Innovation spurs security compliance resolution: The networking community will need to solve the issues of security compliance within DevOps. Security compliance is about making sure policies are not only followed but also ensuring local authentication credentials are rotated on a set schedule, keeping the operating system patched, and validating that improper access is not available at a service or application level. By adopting a more innovative, microservices-based approach to DevOps, the networking communications can help ensure that security compliance is top of mind for operators.
Glenn Sullivan
Co-Founder, SnapRoute


Code quality will be tied to security, and open source will be a driver. Developers have long realized that open source logically can make code more secure, simply because more people are analyzing the code. Some of the world's largest conglomerates rely on open source for security. For example, Microsoft's acquisition of GitHub this year portended its status as the world's largest contributor to open source projects on GitHub, a strong indicator that the world's most influential companies value code quality. This critical mass will take hold in 2019, and more companies will embrace open source to improve quality of their code.
Albert Ziegler
Data Scientist, Semmle


In 2019, companies will start to become sensitive to their developers' use of calls out to third-party APIs. It's a blind spot in the vast majority of IT organizations, similar to the way that open source was ten years ago. Most companies understand the importance of ensuring that the APIs they publish are secure from outside attack, but few are even tracking their own code's use of web services via calls to third-party APIs from the inside out. Although there are other legal and business risks that come with reliance on third-party services, the visibility will likely arise from companies having to account for confidential data they are inadvertently passing to unknown and untrusted sources outside their firewalls.
Phil Odence
GM of Black Duck On-Demand, Synopsys


Identities will become the new security perimeter: In 2019, the big cloud providers will start to realize that most enterprises are not going to migrate 100% of their applications to public cloud and will focus on delivering solutions that provide a seamless hybrid cloud experience. This will further blur the definition of the security perimeter, effectively making "identities" the new perimeter.
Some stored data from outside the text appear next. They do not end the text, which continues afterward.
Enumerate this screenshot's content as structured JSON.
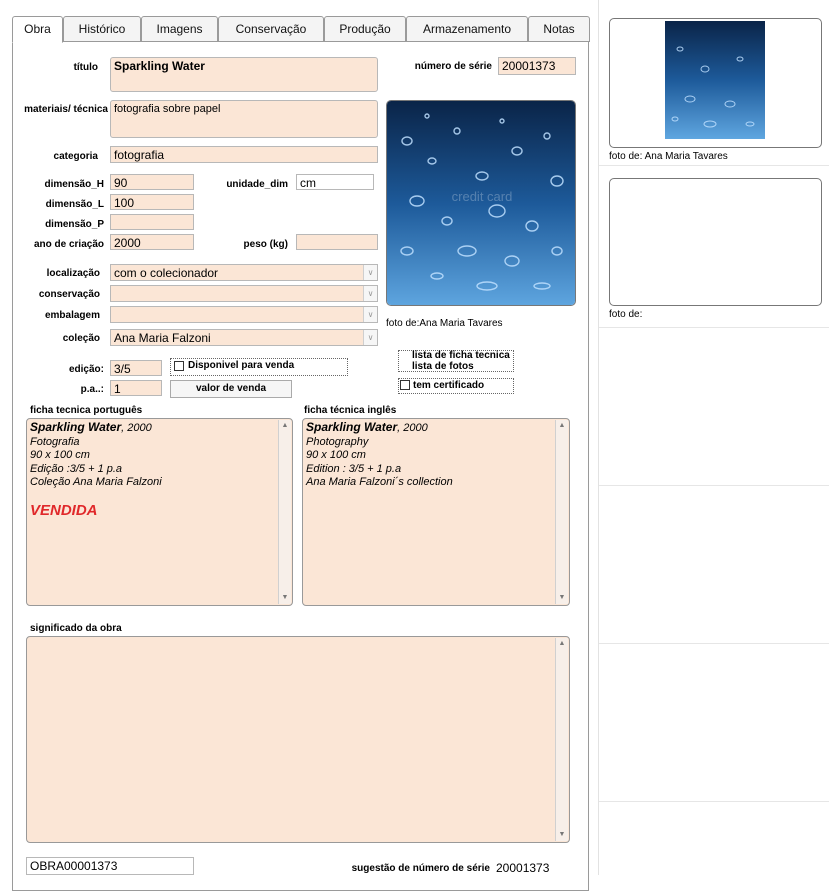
{
  "tabs": [
    "Obra",
    "Histórico",
    "Imagens",
    "Conservação",
    "Produção",
    "Armazenamento",
    "Notas"
  ],
  "form": {
    "titulo_label": "título",
    "titulo": "Sparkling Water",
    "numero_serie_label": "número de série",
    "numero_serie": "20001373",
    "materiais_label": "materiais/ técnica",
    "materiais": "fotografia sobre papel",
    "categoria_label": "categoria",
    "categoria": "fotografia",
    "dim_h_label": "dimensão_H",
    "dim_h": "90",
    "unidade_label": "unidade_dim",
    "unidade": "cm",
    "dim_l_label": "dimensão_L",
    "dim_l": "100",
    "dim_p_label": "dimensão_P",
    "dim_p": "",
    "ano_label": "ano de criação",
    "ano": "2000",
    "peso_label": "peso (kg)",
    "peso": "",
    "localizacao_label": "localização",
    "localizacao": "com o colecionador",
    "conservacao_label": "conservação",
    "conservacao": "",
    "embalagem_label": "embalagem",
    "embalagem": "",
    "colecao_label": "coleção",
    "colecao": "Ana Maria Falzoni",
    "foto_caption": "foto de:Ana Maria Tavares",
    "edicao_label": "edição:",
    "edicao": "3/5",
    "pa_label": "p.a..:",
    "pa": "1",
    "disponivel_label": "Disponivel para venda",
    "valor_venda_button": "valor de venda",
    "lista_ficha_label": "lista de ficha tecnica",
    "lista_fotos_label": "lista de fotos",
    "tem_certificado_label": "tem certificado",
    "ficha_pt_label": "ficha tecnica português",
    "ficha_en_label": "ficha técnica inglês",
    "significado_label": "significado da obra",
    "significado": "",
    "obra_id": "OBRA00001373",
    "sugestao_label": "sugestão de número de série",
    "sugestao": "20001373"
  },
  "ficha_pt": {
    "title": "Sparkling Water",
    "year": ", 2000",
    "lines": [
      "Fotografia",
      "90 x 100 cm",
      "Edição :3/5 + 1 p.a",
      "Coleção Ana Maria Falzoni"
    ],
    "status": "VENDIDA"
  },
  "ficha_en": {
    "title": "Sparkling Water",
    "year": ", 2000",
    "lines": [
      "Photography",
      "90 x 100 cm",
      "Edition : 3/5 + 1 p.a",
      "Ana Maria Falzoni´s collection"
    ]
  },
  "photo_watermark": "credit card",
  "sidebar": {
    "captions": [
      "foto de: Ana Maria Tavares",
      "foto de:"
    ]
  },
  "colors": {
    "field_bg": "#fbe6d6",
    "sold_red": "#e0282a",
    "water_dark": "#0e2f5c",
    "water_light": "#4a8fd0"
  }
}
Couple this paradigm shift with the unprecedented levels of automation that give identities vast power and enterprises will begin to rethink their approach to managing identity privileges across clouds. Enterprises will move away from depending on static role-based access controls (RBAC) to manage identity privileges and will start to turn to more dynamic authorization models (like activity-based controls) to achieve the principal of least principal.
Balaji Parimi
CEO, CloudKnox Security


Expect a giant leap for the security industry — not quite. I would be thrilled if this was the year that the security industry buckled down and started to focus on basic blocking and tackling — generating real assurance around the most likely and dangerous attacks. But probably it will be another year of knee jerk reactions and point solutions.